Strategic Focus and Market Shift
The company has transitioned its business focus from primarily the India market five years ago to predominantly global markets, particularly North America and Europe. Management emphasized a strategy of deepening engagement with existing clients rather than new client acquisition, aiming to scale current engagements from 50 engineers to 500. This approach is supported by continuous investment in digital and software services, with a strong push towards AI capabilities.
Infrastructure and Capex Investments
Onward Technologies invested approximately INR 18 crores in upgrading its infrastructure across all Indian delivery centers, including new facilities in Bangalore and Hyderabad, and substantial upgrades in Pune and Chennai. These investments, particularly in new offices, hardware, and labs, led to a higher depreciation this quarter and are aimed at supporting anticipated offshore growth from clients.
Vertical Performance and Outlook
The Industrial Equipment and Heavy Machinery vertical continues to show strong progress. Transportation & Mobility and Healthcare verticals are in investment mode, with Healthcare specifically targeting at least one to three clients to cross $1 million in annual revenue by next year. Management expressed confidence in achieving double-digit revenue and EBITDA growth for both the current and next fiscal years (FY26 and FY27).
Operational Efficiency and Margin Expansion
The improvement in EBITDA margins to 14.3% was primarily driven by enhanced utilization and productivity, with management noting significant room for further improvement. Despite a negative impact of approximately 5% from dollar depreciation this quarter, the company's operational efficiencies were the main driver of margin expansion.

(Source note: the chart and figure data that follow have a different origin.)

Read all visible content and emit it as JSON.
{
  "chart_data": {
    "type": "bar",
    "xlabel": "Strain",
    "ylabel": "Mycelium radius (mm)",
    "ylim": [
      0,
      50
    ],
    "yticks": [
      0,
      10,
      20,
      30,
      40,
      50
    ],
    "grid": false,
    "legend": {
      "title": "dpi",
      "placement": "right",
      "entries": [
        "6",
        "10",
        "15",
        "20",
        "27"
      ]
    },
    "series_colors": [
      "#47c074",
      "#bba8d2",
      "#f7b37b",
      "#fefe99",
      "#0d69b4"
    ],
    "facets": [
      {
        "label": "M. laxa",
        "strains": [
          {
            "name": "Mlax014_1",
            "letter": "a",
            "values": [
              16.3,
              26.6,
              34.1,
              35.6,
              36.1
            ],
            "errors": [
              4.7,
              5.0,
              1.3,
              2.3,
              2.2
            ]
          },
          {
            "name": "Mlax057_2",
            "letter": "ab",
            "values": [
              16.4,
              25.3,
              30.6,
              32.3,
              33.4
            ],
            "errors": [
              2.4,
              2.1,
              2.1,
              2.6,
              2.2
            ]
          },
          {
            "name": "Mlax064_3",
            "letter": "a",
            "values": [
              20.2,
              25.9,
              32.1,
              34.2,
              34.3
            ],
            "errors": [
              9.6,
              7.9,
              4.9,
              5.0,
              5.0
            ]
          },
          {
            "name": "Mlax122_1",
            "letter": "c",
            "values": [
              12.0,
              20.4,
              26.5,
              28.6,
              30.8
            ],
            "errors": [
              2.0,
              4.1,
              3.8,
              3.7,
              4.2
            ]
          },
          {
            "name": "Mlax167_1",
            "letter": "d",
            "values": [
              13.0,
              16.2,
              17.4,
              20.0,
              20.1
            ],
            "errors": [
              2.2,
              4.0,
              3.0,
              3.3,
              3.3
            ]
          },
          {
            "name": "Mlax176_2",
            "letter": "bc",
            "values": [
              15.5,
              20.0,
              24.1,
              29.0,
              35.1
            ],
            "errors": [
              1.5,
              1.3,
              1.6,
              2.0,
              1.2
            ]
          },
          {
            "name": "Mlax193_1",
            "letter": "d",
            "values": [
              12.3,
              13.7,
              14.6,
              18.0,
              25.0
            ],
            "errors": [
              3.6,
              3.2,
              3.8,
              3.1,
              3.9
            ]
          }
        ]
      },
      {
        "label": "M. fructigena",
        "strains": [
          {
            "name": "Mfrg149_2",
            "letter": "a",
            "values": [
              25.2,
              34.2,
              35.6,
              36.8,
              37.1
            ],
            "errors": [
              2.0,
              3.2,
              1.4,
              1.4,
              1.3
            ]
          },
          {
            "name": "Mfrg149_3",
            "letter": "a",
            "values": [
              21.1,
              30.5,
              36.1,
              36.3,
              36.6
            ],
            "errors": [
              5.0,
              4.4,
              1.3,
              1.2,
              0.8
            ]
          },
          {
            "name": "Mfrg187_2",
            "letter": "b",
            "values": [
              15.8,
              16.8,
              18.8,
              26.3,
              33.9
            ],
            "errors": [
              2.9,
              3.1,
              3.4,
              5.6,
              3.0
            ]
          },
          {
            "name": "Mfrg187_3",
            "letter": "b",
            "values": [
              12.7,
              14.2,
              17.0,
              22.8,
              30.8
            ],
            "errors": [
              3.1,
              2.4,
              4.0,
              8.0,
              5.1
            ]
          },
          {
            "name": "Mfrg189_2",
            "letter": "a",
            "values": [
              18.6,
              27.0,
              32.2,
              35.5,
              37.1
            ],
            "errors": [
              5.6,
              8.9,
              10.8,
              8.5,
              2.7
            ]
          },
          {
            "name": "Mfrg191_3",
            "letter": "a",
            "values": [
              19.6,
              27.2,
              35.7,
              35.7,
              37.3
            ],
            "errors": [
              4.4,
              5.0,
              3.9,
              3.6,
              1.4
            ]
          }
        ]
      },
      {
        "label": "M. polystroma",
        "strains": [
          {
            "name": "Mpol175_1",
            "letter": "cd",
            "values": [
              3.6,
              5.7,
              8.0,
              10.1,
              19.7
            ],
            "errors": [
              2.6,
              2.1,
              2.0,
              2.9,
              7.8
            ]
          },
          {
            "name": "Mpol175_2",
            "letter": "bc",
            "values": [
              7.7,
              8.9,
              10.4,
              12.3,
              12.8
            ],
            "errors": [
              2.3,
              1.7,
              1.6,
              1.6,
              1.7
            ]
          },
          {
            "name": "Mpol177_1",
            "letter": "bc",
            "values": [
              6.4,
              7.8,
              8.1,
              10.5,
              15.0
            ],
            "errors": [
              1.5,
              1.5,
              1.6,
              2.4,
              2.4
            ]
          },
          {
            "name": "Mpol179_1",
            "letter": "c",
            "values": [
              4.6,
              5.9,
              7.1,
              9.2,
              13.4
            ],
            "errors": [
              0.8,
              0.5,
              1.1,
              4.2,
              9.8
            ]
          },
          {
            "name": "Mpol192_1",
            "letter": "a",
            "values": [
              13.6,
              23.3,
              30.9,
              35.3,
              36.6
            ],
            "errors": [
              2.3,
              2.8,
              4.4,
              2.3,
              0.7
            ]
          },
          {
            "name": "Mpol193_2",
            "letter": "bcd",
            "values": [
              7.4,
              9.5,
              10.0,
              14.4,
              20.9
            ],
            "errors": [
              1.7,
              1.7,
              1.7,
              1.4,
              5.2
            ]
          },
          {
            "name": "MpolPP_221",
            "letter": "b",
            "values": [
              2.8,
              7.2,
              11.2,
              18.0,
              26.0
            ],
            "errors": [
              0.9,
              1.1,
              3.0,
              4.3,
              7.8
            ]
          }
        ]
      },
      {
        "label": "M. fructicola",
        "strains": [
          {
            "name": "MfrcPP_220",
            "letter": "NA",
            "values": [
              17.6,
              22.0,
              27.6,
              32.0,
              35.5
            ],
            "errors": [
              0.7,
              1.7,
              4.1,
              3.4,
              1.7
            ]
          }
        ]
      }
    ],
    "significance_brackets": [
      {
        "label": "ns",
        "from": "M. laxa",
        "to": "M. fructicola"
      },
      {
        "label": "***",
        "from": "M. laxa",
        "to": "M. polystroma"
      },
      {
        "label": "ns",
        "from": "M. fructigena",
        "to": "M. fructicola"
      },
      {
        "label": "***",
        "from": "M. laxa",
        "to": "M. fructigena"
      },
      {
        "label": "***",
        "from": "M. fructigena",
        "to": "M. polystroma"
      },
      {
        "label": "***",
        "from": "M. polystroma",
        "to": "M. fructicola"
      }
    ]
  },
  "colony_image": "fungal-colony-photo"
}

Capital Allocation and Future Plans
The Board discussed potential buyback options to enhance equity and EPS, with the CFO mandated to evaluate all options. However, the company is not actively pursuing M&A, preferring to acquire companies that support existing top 25 clients rather than expanding into new geographies. Leadership hiring, particularly for CXO roles and P&L leaders, is planned for the next year or two to strengthen business units.